Les affaires, hélas, sont rarement de tout repos et Mal’ se fait son lot d’ennemis.

Histoire de faire un peu de bénéfice, Mal’ et son équipage prennent à l’occasion des passagers. C’est ainsi qu’un jour le berger Book (un prêtre) embarque, ainsi que le docteur Simon Tam… et sa soeur River, qu’il fait monter à bord à l’insu de tous dans un caisson de stase. Simon l’a faite évader d’un bâtiment contrôlé par l’Alliance, où elle a subi des expériences encore indéterminées qui l’ont profondément changée et rendue pratiquement folle. Bon gré mal gré, Mal’ acceptera les deux fugitifs parmi son équipage. Mais pas question d’avoir des bouches inutiles : chacun devra se rendre utile !

Et c’est ainsi que ce petit groupe assez mal assorti va se retrouver à voyager à bord de Serenity, chacun y amenant ses secrets en même temps que ses compétences. Et il faudra la participation de tout le monde pour rester hors des griffes de l’Alliance, des chasseurs de primes, et de tous leurs autres ennemis.

Firefly - Simon en cours d'enlèvement

Ce brave docteur Simon Tam attire bien des convoitises, vu la prime sur sa tête.

Interruption du signal

Joss Whedon avait conçu sa série pour durer sept saisons, mais la Fox, suite à de mauvais classements, décida d’annuler la diffusion de la série après seulement onze des quatorze épisodes. Ces mauvais résultats s’expliquent en grande partie par le fait que la série était diffusée dans le désordre – ce qui est désastreux lorsque le scénario s’articule autour des relations entre les personnages, comme c’est le cas pour Firefly. Pour donner un exemple : le pilote, qui contient logiquement la présentation des différents personnages, a été diffusé en dernier.

Firefly - Les occupants de Serenity au complet

Les neuf protagonistes principaux de la série Firefly, avec Mal’ au premier plan.

Les trois épisodes manquants ont été diffusés avec les autres épisodes de la première saison par la chaîne britannique Sci-Fi en 2003, avec cette fois l’ordre correct de diffusion.

Malgré sa diffusion très courte, la série a réussi à réunir un important groupe de fans, qui se sont nommés les Browncoats.
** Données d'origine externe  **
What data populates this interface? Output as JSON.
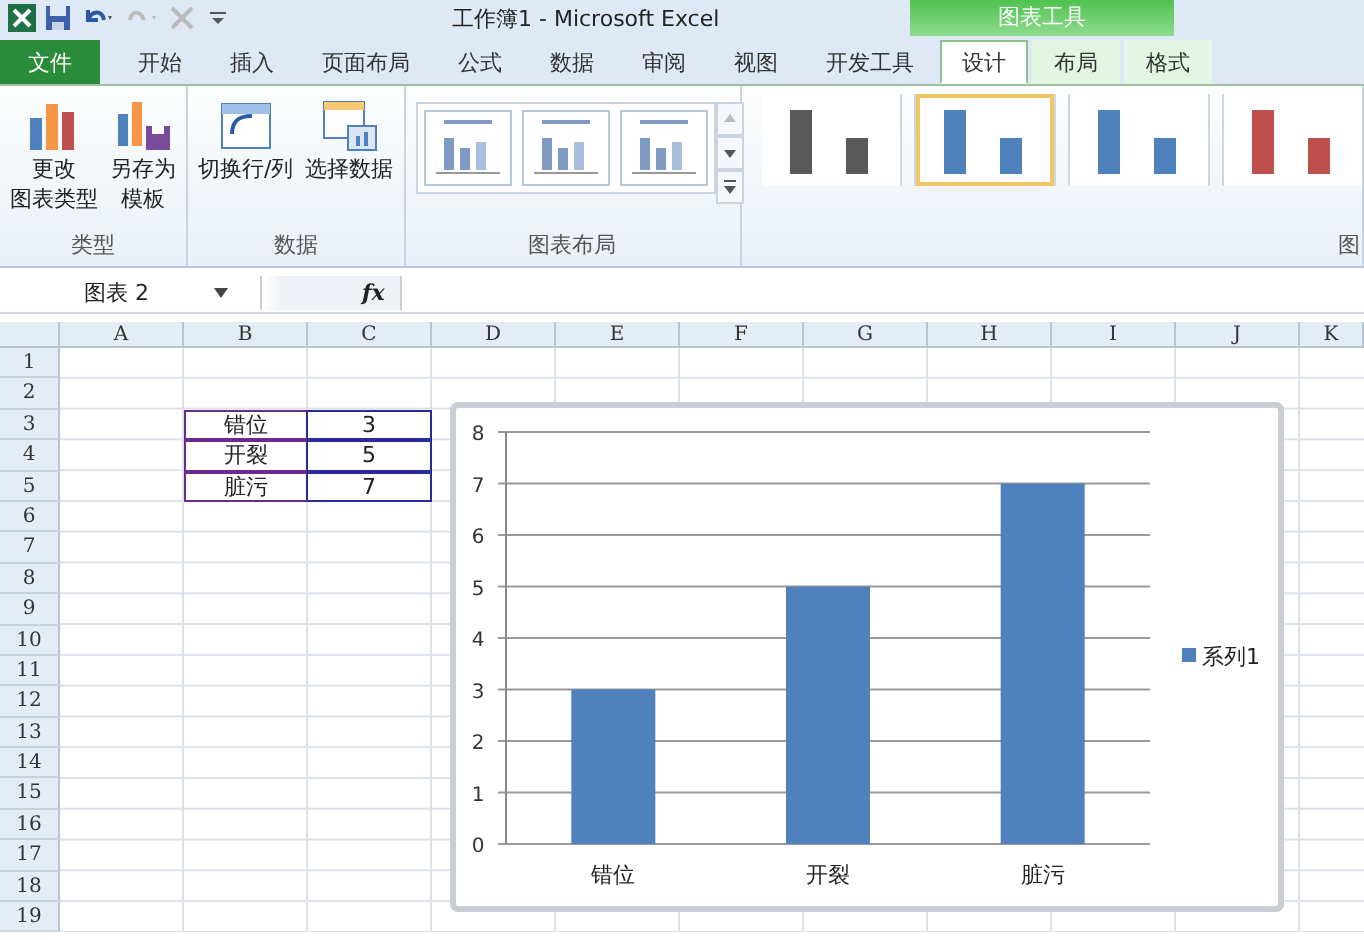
{
  "window": {
    "title": "工作簿1 - Microsoft Excel"
  },
  "context_group": {
    "label": "图表工具"
  },
  "tabs": [
    {
      "label": "文件",
      "kind": "file",
      "selected": false
    },
    {
      "label": "开始",
      "kind": "tab",
      "selected": false
    },
    {
      "label": "插入",
      "kind": "tab",
      "selected": false
    },
    {
      "label": "页面布局",
      "kind": "tab",
      "selected": false
    },
    {
      "label": "公式",
      "kind": "tab",
      "selected": false
    },
    {
      "label": "数据",
      "kind": "tab",
      "selected": false
    },
    {
      "label": "审阅",
      "kind": "tab",
      "selected": false
    },
    {
      "label": "视图",
      "kind": "tab",
      "selected": false
    },
    {
      "label": "开发工具",
      "kind": "tab",
      "selected": false
    },
    {
      "label": "设计",
      "kind": "context",
      "selected": true
    },
    {
      "label": "布局",
      "kind": "context",
      "selected": false
    },
    {
      "label": "格式",
      "kind": "context",
      "selected": false
    }
  ],
  "ribbon": {
    "groups": [
      {
        "label": "类型",
        "kind": "buttons",
        "buttons": [
          {
            "lines": [
              "更改",
              "图表类型"
            ]
          },
          {
            "lines": [
              "另存为",
              "模板"
            ]
          }
        ]
      },
      {
        "label": "数据",
        "kind": "buttons",
        "buttons": [
          {
            "lines": [
              "切换行/列"
            ]
          },
          {
            "lines": [
              "选择数据"
            ]
          }
        ]
      },
      {
        "label": "图表布局",
        "kind": "layouts",
        "layouts": [
          {
            "selected": false
          },
          {
            "selected": false
          },
          {
            "selected": false
          }
        ]
      },
      {
        "label": "图",
        "kind": "styles",
        "styles": [
          {
            "color": "#595959",
            "selected": false
          },
          {
            "color": "#4f81bd",
            "selected": true
          },
          {
            "color": "#4f81bd",
            "selected": false
          },
          {
            "color": "#c0504d",
            "selected": false
          }
        ]
      }
    ]
  },
  "formula_bar": {
    "name_box": "图表 2",
    "fx": "fx"
  },
  "sheet": {
    "columns": [
      "A",
      "B",
      "C",
      "D",
      "E",
      "F",
      "G",
      "H",
      "I",
      "J",
      "K"
    ],
    "rows": [
      "1",
      "2",
      "3",
      "4",
      "5",
      "6",
      "7",
      "8",
      "9",
      "10",
      "11",
      "12",
      "13",
      "14",
      "15",
      "16",
      "17",
      "18",
      "19"
    ],
    "data": [
      {
        "label": "错位",
        "value": "3"
      },
      {
        "label": "开裂",
        "value": "5"
      },
      {
        "label": "脏污",
        "value": "7"
      }
    ]
  },
  "chart": {
    "chart_data": {
      "type": "bar",
      "categories": [
        "错位",
        "开裂",
        "脏污"
      ],
      "series": [
        {
          "name": "系列1",
          "color": "#4f81bd",
          "values": [
            3,
            5,
            7
          ]
        }
      ],
      "ylim": [
        0,
        8
      ],
      "grid": true,
      "yticks": [
        0,
        1,
        2,
        3,
        4,
        5,
        6,
        7,
        8
      ]
    }
  }
}
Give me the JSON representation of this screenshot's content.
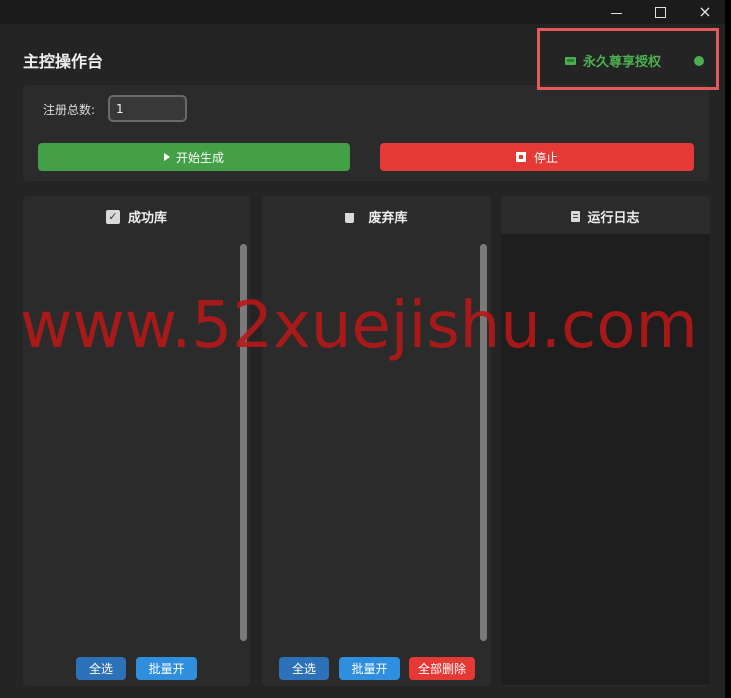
{
  "window": {
    "controls": {
      "minimize": "minimize-icon",
      "maximize": "maximize-icon",
      "close": "×"
    }
  },
  "header": {
    "title": "主控操作台",
    "license_text": "永久尊享授权",
    "license_color": "#4caf50",
    "status_color": "#4caf50"
  },
  "controls": {
    "reg_label": "注册总数:",
    "reg_value": "1",
    "start_label": "开始生成",
    "stop_label": "停止",
    "start_color": "#43a047",
    "stop_color": "#e53935"
  },
  "panels": {
    "success": {
      "title": "成功库",
      "icon": "checkbox-icon",
      "buttons": [
        "全选",
        "批量开"
      ]
    },
    "discard": {
      "title": "废弃库",
      "icon": "trash-icon",
      "buttons": [
        "全选",
        "批量开",
        "全部删除"
      ]
    },
    "log": {
      "title": "运行日志",
      "icon": "log-icon"
    }
  },
  "watermark": "www.52xuejishu.com"
}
Après avoir échoué à sauver la série lors de l’annonce de son annulation, loin de se décourager, ils ont réussi à soutenir la sortie de la série en DVD en 2003 (région 1) et 2004 (régions 2 et 4).

Les actions des fans finirent même par convaincre Universal Studios de produire un film, Serenity (2005), qui permet de donner un final un peu plus satisfaisant à la série.

Avis de la Rédac’

Mikaua : Firefly est pour moi la meilleure série de science-fiction que j’aie jamais découverte – et pour que je classe une série au-dessus de mon Stargate SG-1 adoré, il fallait envoyer du lourd. Quand on se fait raconter la série par un tiers, on se demande de quel esprit a pu sortir un pareil mélange : un univers SF dominé part une alliance américano-chinoise, le tout avec des cow-boys qui se déplacent en vaisseaux spatiaux… Rien à dire, c’est spécial. Mais il suffit de regarder le pilote pour se rendre compte de la profondeur accordée à l’univers et à chaque personnage. Ils sont tous très complexes, chacun à sa manière – Mal’ et Zoe par leur passé de Browncoats, Book par le décalage entre sa profession et ses connaissances, River parce qu’on ignore ce qu’elle a subi exactement et pourquoi, etc – et c’est d’autant plus passionnant de voir les relations entre eux se tisser et évoluer. Si vous en avez marre que des effets spéciaux délirants et des costumes d’aliens hyper-sophitiqués viennent masquer un vide scénaristique béant et des personnages fades, ce space western est un véritable bijou à côté duquel il ne faut surtout pas passer !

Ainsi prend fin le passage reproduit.